Occasionally, Dani had to rely on Ambien herself. She’d always been a solid sleeper, until Jonah was born. Then, after months of making sure she awoke at his first cry, the slightest noise disturbed her sleep. When that happened, after Jonah was regularly sleeping through the night, it sometimes took a pill to return her to sleep. She’d only needed the five-milligram pill, though.

“What do you remember next?”

“I—”

A tapping on the door caused both women to look up. The guard stationed outside the interview room was pressing her face up to the window and held up five fingers. Dani nodded. Molly would be returned to her cell in five minutes.

“Let’s change gears, Molly. We’ll get back to that night and the next day on my next visit. I want to find out more about your father’s business, especially the job building the new jail.”

Molly looked confused. “What does that have to do with anything?”

“Your sister received two anonymous letters. They’re the reason I’m here, looking into your case. They suggest that your parents’ murder had something to do with the Hudson County jail. I know your father’s company built the jail, and I wonder if you can think of any reason why the two could be connected.”

Before Molly could answer, the door opened and the guard stepped inside. “It’s time,” she said.

“But it’s not five minutes yet,” Dani said, pointing to the clock on the wall.

“Yeah, well, I still have to get her back.”

Dani took a breath. This kind of arbitrary treatment was hardly unusual in prison—if anything, it was pretty much the norm—and it wouldn’t pay to antagonize the guards. She turned to Molly. “Just think about what I asked you, okay? We’ll talk about it when I return.”

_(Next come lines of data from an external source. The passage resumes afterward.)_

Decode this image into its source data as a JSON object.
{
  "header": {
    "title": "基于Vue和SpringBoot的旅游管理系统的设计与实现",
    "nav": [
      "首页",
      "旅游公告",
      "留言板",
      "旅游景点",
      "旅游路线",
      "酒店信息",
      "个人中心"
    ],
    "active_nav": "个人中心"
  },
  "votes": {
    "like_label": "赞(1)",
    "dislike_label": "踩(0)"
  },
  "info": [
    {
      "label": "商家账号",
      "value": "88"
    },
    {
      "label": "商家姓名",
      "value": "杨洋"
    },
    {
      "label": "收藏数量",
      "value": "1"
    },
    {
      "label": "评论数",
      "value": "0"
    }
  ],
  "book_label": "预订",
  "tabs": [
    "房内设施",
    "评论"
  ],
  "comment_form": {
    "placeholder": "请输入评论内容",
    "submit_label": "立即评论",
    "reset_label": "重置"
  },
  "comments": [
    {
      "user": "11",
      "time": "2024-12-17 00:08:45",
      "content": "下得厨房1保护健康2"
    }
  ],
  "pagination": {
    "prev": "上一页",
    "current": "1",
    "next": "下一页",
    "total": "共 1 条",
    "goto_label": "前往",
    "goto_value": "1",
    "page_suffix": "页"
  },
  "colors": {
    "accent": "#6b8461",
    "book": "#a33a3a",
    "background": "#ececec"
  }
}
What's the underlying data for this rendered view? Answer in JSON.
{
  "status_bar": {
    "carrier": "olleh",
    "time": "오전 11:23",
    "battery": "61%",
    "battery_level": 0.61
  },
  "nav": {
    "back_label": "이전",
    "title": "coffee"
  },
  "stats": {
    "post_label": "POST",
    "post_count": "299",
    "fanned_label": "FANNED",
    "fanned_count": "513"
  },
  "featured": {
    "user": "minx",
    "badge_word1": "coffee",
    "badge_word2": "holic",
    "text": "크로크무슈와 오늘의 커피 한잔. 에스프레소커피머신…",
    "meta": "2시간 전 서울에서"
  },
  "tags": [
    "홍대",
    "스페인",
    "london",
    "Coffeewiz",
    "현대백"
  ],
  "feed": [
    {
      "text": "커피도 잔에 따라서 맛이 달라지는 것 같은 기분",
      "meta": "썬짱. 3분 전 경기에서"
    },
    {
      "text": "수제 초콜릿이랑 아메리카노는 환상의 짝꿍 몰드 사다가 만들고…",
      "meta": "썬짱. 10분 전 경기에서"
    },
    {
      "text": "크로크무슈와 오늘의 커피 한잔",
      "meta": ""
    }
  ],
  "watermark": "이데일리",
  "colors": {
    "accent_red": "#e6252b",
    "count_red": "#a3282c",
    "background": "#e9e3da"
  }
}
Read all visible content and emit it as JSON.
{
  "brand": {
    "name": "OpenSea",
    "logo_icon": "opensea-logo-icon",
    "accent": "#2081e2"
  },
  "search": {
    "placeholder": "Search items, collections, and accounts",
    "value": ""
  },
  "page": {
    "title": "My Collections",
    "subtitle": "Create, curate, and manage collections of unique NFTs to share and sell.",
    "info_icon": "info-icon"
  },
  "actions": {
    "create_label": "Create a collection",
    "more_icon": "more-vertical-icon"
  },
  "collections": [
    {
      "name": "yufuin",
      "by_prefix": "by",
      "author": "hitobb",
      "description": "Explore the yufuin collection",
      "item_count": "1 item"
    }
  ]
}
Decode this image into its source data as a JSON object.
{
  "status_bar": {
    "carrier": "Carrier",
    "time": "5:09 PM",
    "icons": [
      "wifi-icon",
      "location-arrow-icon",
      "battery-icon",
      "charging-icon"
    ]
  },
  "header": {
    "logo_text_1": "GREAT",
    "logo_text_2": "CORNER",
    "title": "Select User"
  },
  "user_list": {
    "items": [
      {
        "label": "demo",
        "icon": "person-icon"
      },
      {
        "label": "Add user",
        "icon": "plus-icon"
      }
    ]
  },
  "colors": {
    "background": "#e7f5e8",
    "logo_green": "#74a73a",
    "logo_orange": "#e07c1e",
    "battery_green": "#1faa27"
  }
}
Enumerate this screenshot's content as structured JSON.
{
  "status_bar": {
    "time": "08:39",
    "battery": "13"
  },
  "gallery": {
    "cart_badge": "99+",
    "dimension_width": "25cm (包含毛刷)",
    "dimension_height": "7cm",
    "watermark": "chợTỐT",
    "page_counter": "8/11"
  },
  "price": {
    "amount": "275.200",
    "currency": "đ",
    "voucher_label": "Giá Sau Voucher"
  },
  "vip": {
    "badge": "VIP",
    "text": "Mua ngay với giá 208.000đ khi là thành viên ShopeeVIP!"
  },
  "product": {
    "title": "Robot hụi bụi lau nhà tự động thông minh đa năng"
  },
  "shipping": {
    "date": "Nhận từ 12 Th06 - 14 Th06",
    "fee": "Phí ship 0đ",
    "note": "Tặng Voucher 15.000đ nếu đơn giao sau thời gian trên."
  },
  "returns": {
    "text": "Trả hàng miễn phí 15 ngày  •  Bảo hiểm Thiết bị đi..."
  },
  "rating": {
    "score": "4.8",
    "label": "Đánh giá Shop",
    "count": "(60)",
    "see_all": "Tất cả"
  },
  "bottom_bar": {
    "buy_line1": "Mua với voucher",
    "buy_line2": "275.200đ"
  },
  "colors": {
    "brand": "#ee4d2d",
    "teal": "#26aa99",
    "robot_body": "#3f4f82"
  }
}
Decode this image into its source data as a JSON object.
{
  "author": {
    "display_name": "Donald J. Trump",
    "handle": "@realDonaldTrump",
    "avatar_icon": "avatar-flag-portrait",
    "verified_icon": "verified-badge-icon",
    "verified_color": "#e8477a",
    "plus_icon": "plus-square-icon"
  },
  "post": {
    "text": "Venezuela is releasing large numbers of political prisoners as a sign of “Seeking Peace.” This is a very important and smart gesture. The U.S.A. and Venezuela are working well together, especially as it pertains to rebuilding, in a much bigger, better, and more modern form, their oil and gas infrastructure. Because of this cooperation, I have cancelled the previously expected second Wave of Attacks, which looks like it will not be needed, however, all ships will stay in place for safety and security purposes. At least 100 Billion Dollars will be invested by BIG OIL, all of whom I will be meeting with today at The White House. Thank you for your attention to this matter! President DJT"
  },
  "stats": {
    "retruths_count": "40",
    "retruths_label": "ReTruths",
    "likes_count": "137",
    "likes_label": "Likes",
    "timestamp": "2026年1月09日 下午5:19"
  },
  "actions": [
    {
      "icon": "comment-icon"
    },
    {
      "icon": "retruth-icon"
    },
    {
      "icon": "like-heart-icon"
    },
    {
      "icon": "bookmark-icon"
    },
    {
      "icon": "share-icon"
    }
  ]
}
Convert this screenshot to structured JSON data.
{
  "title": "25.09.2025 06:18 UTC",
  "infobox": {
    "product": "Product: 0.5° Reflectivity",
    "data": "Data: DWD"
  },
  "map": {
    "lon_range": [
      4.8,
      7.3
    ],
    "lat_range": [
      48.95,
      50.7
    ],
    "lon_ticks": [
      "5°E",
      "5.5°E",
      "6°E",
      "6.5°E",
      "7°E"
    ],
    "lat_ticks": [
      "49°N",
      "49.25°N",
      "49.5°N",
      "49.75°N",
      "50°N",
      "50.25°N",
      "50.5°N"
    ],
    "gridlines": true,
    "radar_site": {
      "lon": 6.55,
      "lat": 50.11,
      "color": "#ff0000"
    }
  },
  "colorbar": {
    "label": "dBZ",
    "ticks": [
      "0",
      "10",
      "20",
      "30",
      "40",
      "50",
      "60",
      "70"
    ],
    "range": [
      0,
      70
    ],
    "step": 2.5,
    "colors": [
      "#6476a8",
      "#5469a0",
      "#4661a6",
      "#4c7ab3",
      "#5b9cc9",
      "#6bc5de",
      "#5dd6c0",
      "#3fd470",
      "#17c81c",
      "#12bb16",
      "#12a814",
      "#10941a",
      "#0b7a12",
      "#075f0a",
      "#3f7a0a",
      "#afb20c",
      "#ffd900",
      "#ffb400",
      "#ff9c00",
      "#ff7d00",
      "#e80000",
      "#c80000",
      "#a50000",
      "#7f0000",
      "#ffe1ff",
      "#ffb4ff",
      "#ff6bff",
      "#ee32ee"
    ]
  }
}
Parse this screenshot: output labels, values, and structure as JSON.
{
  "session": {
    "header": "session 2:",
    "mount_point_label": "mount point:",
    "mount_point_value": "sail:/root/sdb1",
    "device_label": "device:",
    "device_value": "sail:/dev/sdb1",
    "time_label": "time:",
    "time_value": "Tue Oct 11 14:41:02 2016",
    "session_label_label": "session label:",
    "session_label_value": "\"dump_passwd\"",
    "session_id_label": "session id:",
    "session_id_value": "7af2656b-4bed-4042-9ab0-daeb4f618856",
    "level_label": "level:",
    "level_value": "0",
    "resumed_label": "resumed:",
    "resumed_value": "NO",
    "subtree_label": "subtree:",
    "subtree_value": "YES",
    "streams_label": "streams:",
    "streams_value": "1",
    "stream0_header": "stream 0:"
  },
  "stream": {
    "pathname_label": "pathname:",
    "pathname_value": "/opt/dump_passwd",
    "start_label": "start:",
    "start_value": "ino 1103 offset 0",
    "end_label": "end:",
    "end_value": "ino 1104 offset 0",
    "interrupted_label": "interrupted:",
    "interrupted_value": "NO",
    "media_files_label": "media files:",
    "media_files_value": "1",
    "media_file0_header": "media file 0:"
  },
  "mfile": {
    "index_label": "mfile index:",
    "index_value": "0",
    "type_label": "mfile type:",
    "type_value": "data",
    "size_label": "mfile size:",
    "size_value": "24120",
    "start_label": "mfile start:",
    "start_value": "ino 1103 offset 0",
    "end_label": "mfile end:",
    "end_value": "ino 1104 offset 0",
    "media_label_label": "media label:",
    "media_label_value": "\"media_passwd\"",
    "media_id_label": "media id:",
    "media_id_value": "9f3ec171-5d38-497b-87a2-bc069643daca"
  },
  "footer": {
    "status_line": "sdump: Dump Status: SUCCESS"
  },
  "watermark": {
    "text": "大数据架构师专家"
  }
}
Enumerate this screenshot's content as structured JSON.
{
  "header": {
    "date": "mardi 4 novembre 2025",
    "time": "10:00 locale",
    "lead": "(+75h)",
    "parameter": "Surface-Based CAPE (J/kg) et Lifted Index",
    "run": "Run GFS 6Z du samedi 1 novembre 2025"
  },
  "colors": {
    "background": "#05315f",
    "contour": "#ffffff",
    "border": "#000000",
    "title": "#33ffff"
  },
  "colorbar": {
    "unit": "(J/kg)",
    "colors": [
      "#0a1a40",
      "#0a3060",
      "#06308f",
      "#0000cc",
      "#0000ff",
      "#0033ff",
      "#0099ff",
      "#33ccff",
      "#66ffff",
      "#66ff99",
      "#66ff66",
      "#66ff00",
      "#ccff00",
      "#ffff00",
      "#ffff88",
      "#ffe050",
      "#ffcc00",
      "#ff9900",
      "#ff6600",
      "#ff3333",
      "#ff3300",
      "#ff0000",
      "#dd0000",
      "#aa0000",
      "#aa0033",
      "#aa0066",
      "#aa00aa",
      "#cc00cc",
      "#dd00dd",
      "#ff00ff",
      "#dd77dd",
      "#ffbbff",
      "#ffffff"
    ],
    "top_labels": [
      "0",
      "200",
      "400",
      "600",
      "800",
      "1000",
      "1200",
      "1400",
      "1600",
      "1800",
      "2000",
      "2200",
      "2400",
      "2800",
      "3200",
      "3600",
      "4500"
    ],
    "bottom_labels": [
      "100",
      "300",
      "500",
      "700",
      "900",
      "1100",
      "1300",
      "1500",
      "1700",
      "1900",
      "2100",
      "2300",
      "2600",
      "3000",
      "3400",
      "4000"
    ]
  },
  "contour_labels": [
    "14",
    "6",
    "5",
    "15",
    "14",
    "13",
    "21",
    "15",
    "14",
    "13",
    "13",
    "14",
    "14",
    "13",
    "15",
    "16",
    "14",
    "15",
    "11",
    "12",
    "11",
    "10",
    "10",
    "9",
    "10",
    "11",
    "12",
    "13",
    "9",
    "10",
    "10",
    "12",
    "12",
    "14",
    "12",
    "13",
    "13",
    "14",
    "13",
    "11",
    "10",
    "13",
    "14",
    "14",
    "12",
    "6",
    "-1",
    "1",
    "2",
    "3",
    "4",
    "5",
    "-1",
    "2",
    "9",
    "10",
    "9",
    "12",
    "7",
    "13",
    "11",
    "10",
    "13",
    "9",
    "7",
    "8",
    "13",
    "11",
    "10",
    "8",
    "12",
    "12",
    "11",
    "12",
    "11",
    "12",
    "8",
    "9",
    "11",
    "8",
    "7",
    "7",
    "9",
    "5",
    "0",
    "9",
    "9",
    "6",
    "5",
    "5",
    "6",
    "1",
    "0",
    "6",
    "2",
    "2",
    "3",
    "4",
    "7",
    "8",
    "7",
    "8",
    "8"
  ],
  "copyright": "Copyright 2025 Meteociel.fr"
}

“When are you coming back?”

“Soon.”

It was almost noon by the time Dani arrived at HIPP. As she made her way to her office, she popped into Melanie’s and Tommy’s cubicles and asked them to join her in fifteen minutes. She stopped to pour herself a cup of coffee, then finally sat down at her desk. A handful of messages sat on top of her chair, and she used the time before her colleagues arrived to return calls. As she spoke on the phone, she glanced around her office, so different than the spartan interview room she’d just returned from. Like the prison room, her space was small and without a window offering a glimpse of the outside world. Yet it breathed life. A large potted plant stood in the corner. Her law school diplomas graced one wall and on another were framed images of landscapes taken during her flirtation with photography. Pictures of Doug and Jonah adorned her desk.